No, davvero? Proprio Cioran? Uno che se per caso fosse passato dagli stand torinesi avrebbe subito messo alla berlina tutti i libri esposti, sottolineandone la pletora dei vocaboli, il cancro della parola e l'inutile prolissità. Anche dei pamphlet di cinquanta pagine, comunque troppe, vista la generale carenza di pensiero forte. Vi immaginate Cioran al Salone del libro? No. Infatti non ci sarebbe mai andato. Accettò un premio, il Rivarol nel 1950, perché non riusciva a mettere insieme il pranzo con la cena. Poi stop. Rifiutò tutto. Invece al Salone c'è pieno di fascette che gridano: «Candidato al premio Strega». In effetti utili per un solo motivo: con qualche eccezione, segnalano i romanzi da evitare come la peste. Qui a Torino c'è chi scannerebbe la madre per portarsi a casa un premio, uno qualsiasi, va bene anche quello alla memoria. Cioran agli onori preferiva le mansarde da quattro soldi in cui sopravviveva grazie alla generosità degli amici e delle amiche.
Però, non sarebbe stato fantastico Cioran al Salone? Probabilmente sarebbe arrivato in bicicletta: negli anni d'oro girò mezza Francia sui pedali. Quasi certamente si sarebbe vestito come un barbone (gli abiti buoni glieli regalavano gli amici di cui sopra). Infine la conferenza. Pare di sentirlo. Avrebbe potuto dire una cosa come: «Una nazione conosce la gloria in epoche di avventurieri, di vagabondi, di sradicati nostalgici, quelle in cui l'odio, la vendetta e l'onore aprono i cuori ad altri orizzonti e fanno delle conquiste la spinta preminente dell'esistenza. Da quando gli inglesi smisero di essere crudeli e preferirono la serenità alla temerarietà, la ricchezza all'entusiasmo, il danaro all'insensatezza, finirono senza rimedio nella vergogna del declino, nel calcolo, nei piccoli traffici di borsa, nella democrazia e nell'agonia» (Breviario dei vinti, Voland). Chissà quanti maestrini democratici gli avrebbero chiesto di rendere conto della sua opinione sconveniente per un luogo, il Salone, che ha scoperto da ben sette giorni di essere l'inviolabile tempio della democrazia.

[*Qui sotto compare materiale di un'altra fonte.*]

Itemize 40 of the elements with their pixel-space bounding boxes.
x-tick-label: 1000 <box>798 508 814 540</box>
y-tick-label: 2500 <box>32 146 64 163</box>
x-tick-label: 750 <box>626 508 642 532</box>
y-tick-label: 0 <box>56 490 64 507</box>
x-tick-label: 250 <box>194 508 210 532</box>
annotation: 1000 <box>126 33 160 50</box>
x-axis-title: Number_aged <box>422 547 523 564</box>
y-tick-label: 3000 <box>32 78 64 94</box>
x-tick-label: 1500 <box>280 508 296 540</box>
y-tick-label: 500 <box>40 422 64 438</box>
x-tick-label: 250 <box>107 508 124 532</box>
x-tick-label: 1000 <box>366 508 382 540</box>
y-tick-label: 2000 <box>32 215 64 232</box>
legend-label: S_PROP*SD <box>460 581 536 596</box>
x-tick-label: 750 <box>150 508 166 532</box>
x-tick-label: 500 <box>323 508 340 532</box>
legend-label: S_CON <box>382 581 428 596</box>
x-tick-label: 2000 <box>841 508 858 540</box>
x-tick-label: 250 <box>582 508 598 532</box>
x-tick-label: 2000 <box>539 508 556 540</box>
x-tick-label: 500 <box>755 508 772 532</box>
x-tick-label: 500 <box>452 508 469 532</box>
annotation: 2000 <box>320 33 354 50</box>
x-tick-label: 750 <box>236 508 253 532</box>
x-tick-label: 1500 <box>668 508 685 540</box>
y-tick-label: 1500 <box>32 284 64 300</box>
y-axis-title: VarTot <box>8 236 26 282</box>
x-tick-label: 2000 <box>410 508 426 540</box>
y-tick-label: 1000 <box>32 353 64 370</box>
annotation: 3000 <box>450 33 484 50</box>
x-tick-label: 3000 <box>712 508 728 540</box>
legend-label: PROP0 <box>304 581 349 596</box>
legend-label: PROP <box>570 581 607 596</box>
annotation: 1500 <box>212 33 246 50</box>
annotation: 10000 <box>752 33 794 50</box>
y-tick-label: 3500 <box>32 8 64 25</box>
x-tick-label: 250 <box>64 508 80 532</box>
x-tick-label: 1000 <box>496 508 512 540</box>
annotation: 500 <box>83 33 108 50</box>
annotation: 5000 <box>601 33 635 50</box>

Pensa che facce se fosse arrivato sul serio Cioran e avesse detto: «Per il senato romano, Roma era più che il mondo. Ecco perché lo dominò, lo umiliò e lo vinse. Un popolo - e a maggior ragione un individuo - non crea che rifiutando ciò che non è lui, non comprendendo che sé. A comprendere gli altri, ci si trasforma in una sorta di gelatina, prudente e assennata. Ma non si genera più niente». Secondo Cioran, chi smette di invadere, presto o tardi viene invaso. È successo all'impero romano. Succederà anche all'Europa. Roba da far tremolare le povere gelatine assennate. E la tolleranza? E il diverso? E l'accoglienza? Questo Cioran qui non starà mica parlando di immigrazione, non sarà un pericoloso sovranista? Figuriamoci. Proprio Cioran, tanto apolide da rinunciare (con dolore) alla lingua madre perché si era reso conto di quanto fosse inutile scrivere in romeno. Le gelatine non saprebbero che pesci pigliare, d'altronde ragionano per frasi fatte e luoghi comuni nonostante si riempiano la bocca di complessità illudendosi di essere intelligenti.

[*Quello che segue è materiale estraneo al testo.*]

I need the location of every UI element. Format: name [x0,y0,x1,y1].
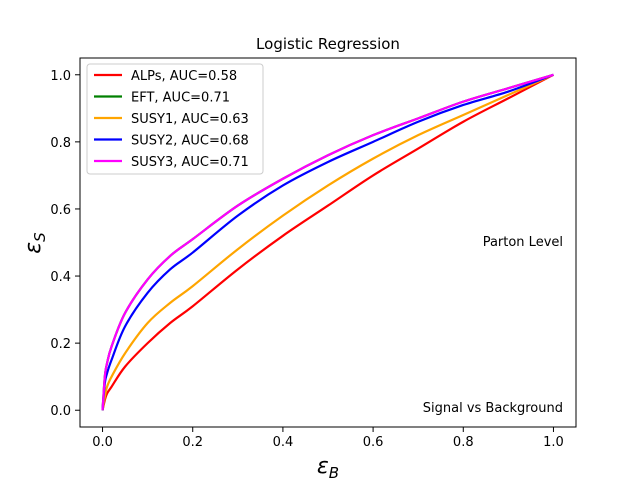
y-axis: 0.0 0.2 0.4 0.6 0.8 1.0 [50,69,80,419]
y-tick-label: 0.8 [50,136,71,151]
legend-label-1: EFT, AUC=0.71 [131,91,230,106]
series-line-4 [101,73,554,411]
series-line-0 [101,73,554,411]
series-line-2 [101,73,554,411]
x-tick-label: 0.4 [273,435,294,450]
legend: ALPs, AUC=0.58 EFT, AUC=0.71 SUSY1, AUC=0.… [86,63,264,175]
legend-box [86,63,264,175]
chart-title: Logistic Regression [256,35,400,53]
y-tick-label: 0.4 [50,270,71,285]
x-axis-label: εB [317,454,339,480]
annotation-parton-level: Parton Level [483,235,563,250]
x-tick-label: 0.2 [182,435,203,450]
x-tick-label: 0.0 [92,435,113,450]
y-axis-label: εS [21,232,49,254]
y-tick-label: 0.0 [50,404,71,419]
annotation-signal-vs-background: Signal vs Background [423,401,563,416]
x-tick-label: 1.0 [543,435,564,450]
x-axis: 0.0 0.2 0.4 0.6 0.8 1.0 [92,427,564,450]
series-layer [101,73,554,411]
y-tick-label: 0.2 [50,337,71,352]
series-line-3 [101,73,554,411]
plot-frame [79,57,577,428]
legend-label-2: SUSY1, AUC=0.63 [131,112,249,127]
legend-label-4: SUSY3, AUC=0.71 [131,155,249,170]
x-tick-label: 0.6 [363,435,384,450]
legend-entries: ALPs, AUC=0.58 EFT, AUC=0.71 SUSY1, AUC=0.… [94,69,249,170]
plot-area [79,57,577,428]
x-tick-label: 0.8 [453,435,474,450]
legend-label-0: ALPs, AUC=0.58 [131,69,237,84]
y-tick-label: 1.0 [50,69,71,84]
legend-label-3: SUSY2, AUC=0.68 [131,134,249,149]
y-tick-label: 0.6 [50,203,71,218]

Come tutti i grandi, Cioran avrebbe guardato dall'alto le polemiche da salotto del Salone. Derideva le etichette. Se proprio doveva polemizzare, polemizzava direttamente con il padreterno. Sprofondiamo assieme a Cioran in questo abisso di disperazione: «Entrambi siamo destinati a protestare in quest'anfratto sperduto del mondo e a conservare, attraverso la sofferenza, l'insonnia dello spirito. Non perché in un altro angolo dell'Universo potremmo essere felici (dato che non troveremmo Dio da nessuna parte, tuttavia ovunque sapremmo cos'è la morte)...
Siamo così soli che possiamo confrontarci soltanto con Dio. È il mio unico pensiero e la mia unica via di fuga. Credo tu lo abbia capito da molto: non c'è nessuno» (L'insonnia dello spirito, Mimesis). Allegria di naufragi.